With fewer young officials signing up and staying on, the industry is graying. In 1972, the average age of people entering officiating was about 20 years old, by 2016 the average age jumped to 42 years old, according to the survey.
Outside of dealing with bad behavior, it can be a difficult job to stick with, Mano said. Most referees have typical 9-to-5 jobs and officiating a game often means traveling a distance and missing nights with family.
"They've got other jobs, they've got other lives," he said. "They are coming out working these games because they love sports, they want them to be good experiences for the student athletes."
Mano encourages parents to remember that sports should be a positive and educational experience for kids.

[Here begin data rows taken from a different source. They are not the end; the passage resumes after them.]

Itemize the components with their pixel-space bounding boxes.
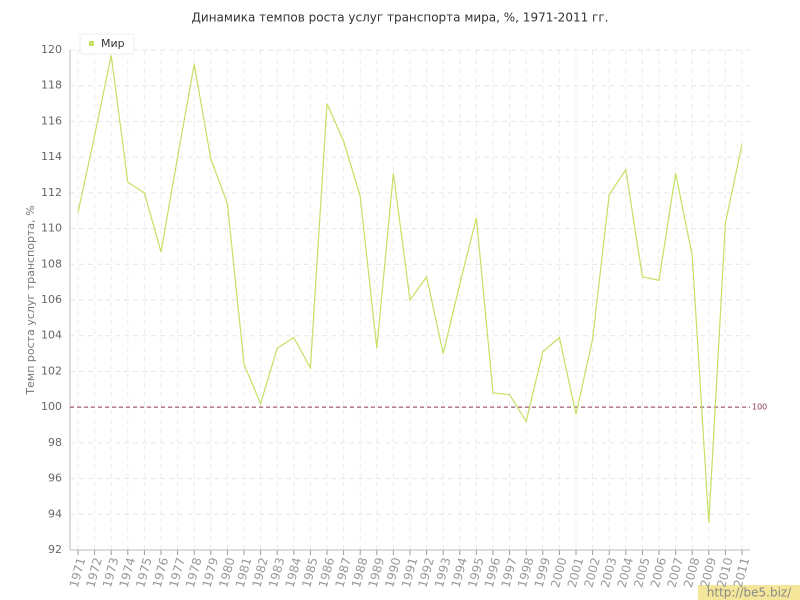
y-tick-label: 120 [41,43,62,56]
y-tick-label: 94 [48,507,62,520]
y-tick-label: 112 [41,186,62,199]
y-tick-label: 114 [41,150,62,163]
chart-title: Динамика темпов роста услуг транспорта м… [192,11,609,25]
y-tick-label: 110 [41,222,62,235]
y-tick-label: 98 [48,436,62,449]
y-tick-label: 116 [41,114,62,127]
y-tick-label: 104 [41,329,62,342]
watermark-bg [698,585,800,600]
y-axis-label: Темп роста услуг транспорта, % [24,205,37,395]
y-tick-label: 96 [48,472,62,485]
legend-swatch [89,41,94,46]
reference-label: 100 [752,403,767,412]
y-tick-label: 102 [41,364,62,377]
y-tick-label: 108 [41,257,62,270]
y-tick-label: 106 [41,293,62,306]
series-line [77,55,743,524]
watermark: http://be5.biz/ [707,586,792,600]
legend-label: Мир [101,37,125,50]
legend-box [79,33,135,55]
y-tick-label: 118 [41,79,62,92]
y-tick-label: 92 [48,543,62,556]
y-tick-label: 100 [41,400,62,413]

"This discussion cannot turn on the rightness or the wrongness of a call that a referee makes, we cannot allow ourselves to go there," he said.
Instead, those moments need to be turned into teachable moments, Mano said.
"At times it's going to be incorrect. And yes, at times you’re not going to like it but … that's when you need to have some discipline," he said. "You say, 'Listen … I think you got a bad call on that particular play,' but there it is, the game's got to go forward."
Some schools and organizations have taken to scheduling silent Saturdays — parents aren’t allowed to talk during games, or aren’t invited at all — and having parents sign contracts dealing with their behavior.
But those approaches make Mano feel slightly "sick," he said.
"We live in a society where we're not really accepting of the word 'no," Mano said. "And sports officials are in the business of delivering the word 'no."